Adding a new Runner

I use "runner" and "manager" pretty much inter-changeably on this site because, for the purposes of denv, the difference between the two is not of great importance.

Requirements

There are two main features that a program needs to satisfy in order to be usable by denv as a container-interaction backend.

  1. Download Images from a Registry
  2. Check if an Image is already Downloaded
  3. Run the Image as a Container

Usually container "runners" are specifically focused on doing the last task (and only that one) while "managers" can do all of these tasks and more (like building images, pushing images to a registry, tagging images, etc...).

The main reason I use manager and runner interchangeably here is because we do not use a lot of the features managers provide and so I could easily forsee denv supporting a runner whose download/check mechanism is some curl or wget shell scripting nonsense rather than a call to the runner program itself.

Running the Image

This section expands a bit on the requirements on the runner when running an image.

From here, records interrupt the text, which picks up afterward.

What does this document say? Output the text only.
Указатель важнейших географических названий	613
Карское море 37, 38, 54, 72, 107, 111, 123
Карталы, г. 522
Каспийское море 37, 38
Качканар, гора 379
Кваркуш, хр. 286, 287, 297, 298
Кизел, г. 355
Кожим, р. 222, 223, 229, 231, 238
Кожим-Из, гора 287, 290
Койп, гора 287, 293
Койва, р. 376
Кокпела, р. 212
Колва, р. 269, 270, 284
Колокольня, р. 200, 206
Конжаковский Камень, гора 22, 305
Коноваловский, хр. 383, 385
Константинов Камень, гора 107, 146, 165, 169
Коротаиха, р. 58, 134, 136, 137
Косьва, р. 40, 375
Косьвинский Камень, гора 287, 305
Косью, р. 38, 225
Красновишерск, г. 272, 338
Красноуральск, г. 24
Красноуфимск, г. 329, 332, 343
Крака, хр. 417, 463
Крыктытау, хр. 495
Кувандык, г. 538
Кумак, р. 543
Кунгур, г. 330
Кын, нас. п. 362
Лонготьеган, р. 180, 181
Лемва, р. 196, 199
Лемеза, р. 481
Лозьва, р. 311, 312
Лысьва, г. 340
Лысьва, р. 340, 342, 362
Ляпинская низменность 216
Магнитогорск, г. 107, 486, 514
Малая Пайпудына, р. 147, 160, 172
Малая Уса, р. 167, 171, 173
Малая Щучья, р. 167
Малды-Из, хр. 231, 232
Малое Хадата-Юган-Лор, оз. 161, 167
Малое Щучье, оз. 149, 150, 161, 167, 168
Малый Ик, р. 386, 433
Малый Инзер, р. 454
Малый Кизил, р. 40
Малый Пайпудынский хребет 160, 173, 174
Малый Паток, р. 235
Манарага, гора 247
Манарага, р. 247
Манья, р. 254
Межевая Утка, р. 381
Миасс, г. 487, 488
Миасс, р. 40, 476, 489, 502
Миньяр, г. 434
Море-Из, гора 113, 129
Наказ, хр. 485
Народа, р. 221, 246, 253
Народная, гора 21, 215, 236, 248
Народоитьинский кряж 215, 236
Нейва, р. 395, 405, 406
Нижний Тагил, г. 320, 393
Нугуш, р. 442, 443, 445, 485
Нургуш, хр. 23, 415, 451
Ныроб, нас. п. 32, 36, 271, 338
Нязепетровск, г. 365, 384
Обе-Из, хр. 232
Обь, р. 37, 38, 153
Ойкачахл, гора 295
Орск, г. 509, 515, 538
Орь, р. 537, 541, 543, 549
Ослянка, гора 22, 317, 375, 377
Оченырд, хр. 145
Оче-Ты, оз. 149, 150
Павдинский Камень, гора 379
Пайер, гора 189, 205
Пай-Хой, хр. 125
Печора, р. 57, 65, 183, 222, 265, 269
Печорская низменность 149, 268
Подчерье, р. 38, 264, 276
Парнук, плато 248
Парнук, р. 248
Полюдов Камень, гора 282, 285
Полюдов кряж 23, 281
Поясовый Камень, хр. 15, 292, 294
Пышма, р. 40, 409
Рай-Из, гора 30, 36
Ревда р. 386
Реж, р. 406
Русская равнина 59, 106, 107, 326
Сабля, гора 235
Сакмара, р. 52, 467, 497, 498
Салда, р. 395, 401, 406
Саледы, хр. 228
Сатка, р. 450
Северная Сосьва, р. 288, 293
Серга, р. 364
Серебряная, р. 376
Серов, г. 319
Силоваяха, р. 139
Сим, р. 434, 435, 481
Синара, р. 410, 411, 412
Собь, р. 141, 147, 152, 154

For specifics, one will need to look at the denv source itself to see how the currently-supported runners run images as containers.

denv wishes to integrate the containerized environment with the host environment in several ways so that the user, while developing within a denv, can easily use programs within the denv as if they are installed within the host system. This leads to a few requirements on the program that runs the images.

  • User Ownership: any files written when in the denv should be owned by the user once they exit the denv
  • Launching GUI Programs: the user should be able to launch a GUI program from within the denv
  • Network and Port Connection: the user should be able to use the host network and connect to ports on localhost within the denv
  • Home Directory: the in-denv home directory should be set to the workspace outside of the denv
  • Environment Variables: the user is able to configure which environment variables to pass into the denv, so the runner needs to be able to define environment variables for the spawned container at runtime

What to Test

If you are developing a new runner to be wrapped by denv, the natural next question to ask is how should I test that it is functional.

First and foremost, make sure your additions to denv still pass the non-interactive tests.

./ci/check
./ci/test <your-runner>

These can be enabled in your fork of denv so that they run automatically on GitHub when you push to a branch on your fork. In order for GitHub to be able to test your runner, you will need to install it into the GitHub runner during the testing workflow (.github/workflows/test.yml) and add it to the runners-to-test.json file in the include list.

Tracking New Releases in Test

I've written up a "dependabot" that will check the latest release of certain GitHub repositories and update the testing workflow with those releases if a new one is found. In order to follow new releases of the runner being added, you must make changes in two places of the CI infrastructure.

  1. Add the runner repository (OWNER/REPO) under the track key in its entry in ci/runners-to-test.json.
  2. Make sure your installation procedure will depend (and can handle) the version changing.

Right now, this is done for sylabs/singularity and apptainer/apptainer so look to those runners within the testing infrastructure as examples.

Besides the non-interactive tests, there are some additional, manual tests that I haven't figured out how to automate since they check interactions between the host and denv environments.

Make sure GUI Programs can be launched

There is a small image that can be used to test whether GUI programs can be run from within a denv. Launching from a in-denv shell, launching it directly from outside the denv, and launching without sharing environment variables should work properly.

I haven't found a quick and easy way to test this, but look at the test/gui directory for my notes on how I've tested this in the past. As a first pass, you can attempt to run the xeyes program from denv.

DENV_RUNNER=<your-runner> ./test/gui/run-gui-test

Make sure Network and Ports are Connected

My main reason for supporting this is to allow me to interact with a Jupyter Lab instance running from within the denv. The Jupyter Project has built some images with their software installed which can be used for testing.

mkdir net-test
cd net-test
denv init jupyter/datascience-notebook
denv jupyter lab --no-browser

The user should be able to access the localhost link displayed by jupyter. Note: Developers should know that these images have a very special user and entrypoint configuration specialized for jupyter lab which may cause extra complications.

The non-interactive tests do check for network connection within the container by attempting to connect a socket to a public Google DNS server. I do not expect this to be enough to guarantee network functionality especially for new runners that I am not familiar with. Any aid in more precisely testing external network connection as well as "localhost"-style connection would be an appreciated contribution.